Raidiam research: 84% of enterprises risk sensitive data exposure due to API security gaps

Most organisations operating outside regulated frameworks are insufficiently protecting their APIs, leaving sensitive data vulnerable. Fintechs, SaaS platforms, and payments firms are identified as among the most exposed sectors.

A new report from Raidiam, a specialist in secure API access management, has uncovered an API security crisis hiding in plain sight: 84% of enterprises operating outside regulated environments have API security protections that fall dangerously short of what’s needed given the sensitivity of the data they expose.

The report, Helping Enterprises Recognize and Address Critical Risk, is based on a security profiling exercise across 68 organisations spanning fintech, payments, SaaS and enterprise platforms. The findings reveal that while 85% of these organisations handle sensitive or high-value personal and financial data, the vast majority still rely on outdated or weak mechanisms like static API keys and basic OAuth secrets, without additional safeguards.

“We’ve all read the recent headlines; API security should not be an afterthought. The gap between the sensitivity of data and the strength of controls is a board-level risk – not just a technical issue,” said David Oppenheim, Head of Enterprise Strategy at Raidiam.

“In regulated environments like Open Banking, stronger controls like mutual TLS and certificate-bound tokens are already standard. Outside those frameworks, there’s a gaping hole.

“We found that even firms handling payment and personal data still rely on static API keys and basic secrets. In today’s threat landscape, that’s the digital equivalent of leaving the vault door open,” Oppenheim added.

Key findings from the report include:

  • 84% of organisations were placed in the “Act Urgently” category exposing sensitive APIs with insufficient security controls
  • 85% handle payment data or special category personal data, yet only one organisation met the benchmark for modern, cryptographic API protection
  • 57 out of 68 organisations use bare API keys or basic OAuth credentials, despite known vulnerabilities
  • Less than half conduct regular API-specific penetration testing or runtime anomaly monitoring, leaving blind spots for attackers to exploit
  • Real-world breaches – like the Dell partner API hack in 2023 – prove attackers are already exploiting these weak points

The report also introduces a Security vs Sensitivity Matrix, mapping organisations’ API protection levels against the sensitivity of the data they expose. The result? A clear skew toward severe misalignment.
“In regulated environments like Open Banking, stronger controls like mutual TLS and certificate-bound tokens are already standard. Outside those frameworks, there’s a gaping hole.”

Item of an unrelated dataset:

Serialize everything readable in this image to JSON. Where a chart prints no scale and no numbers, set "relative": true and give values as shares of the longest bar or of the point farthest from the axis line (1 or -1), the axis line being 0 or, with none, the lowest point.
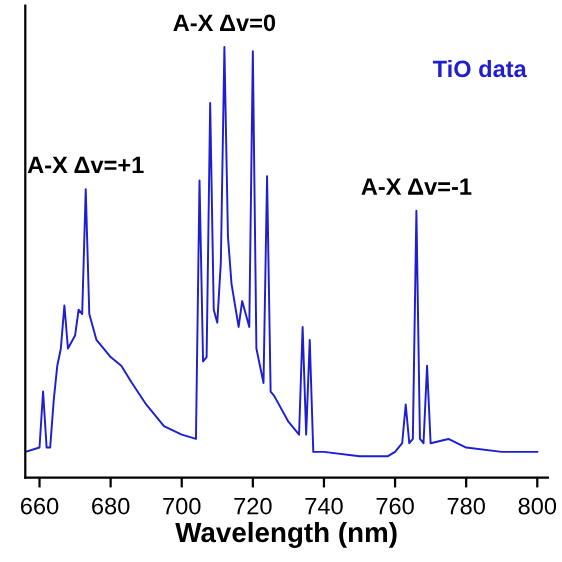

The report arrives as industry concern over API risk intensifies. In early 2025, JPMorgan Chase’s CISO issued an open letter warning of growing API-driven vulnerabilities in third-party platforms, calling for security to be prioritised over speed in their development roadmaps.

According to Gartner, API breaches tend to leak 10x more data than traditional attacks. “This isn’t theoretical – attackers are already in,” the report warns.

The report outlines a four-step roadmap for improvement:

  1. Elevate API security to board-level priority
  2. Modernise controls using cryptographic techniques like mTLS and sender-constrained access tokens
  3. Invest in developer awareness and security testing
  4. Engage trusted partners to fast-track adoption of proven standards and infrastructure

Raidiam’s platform and digital trust expertise – already powering secure data-sharing ecosystems around the world – is now helping enterprise organisations close the gap.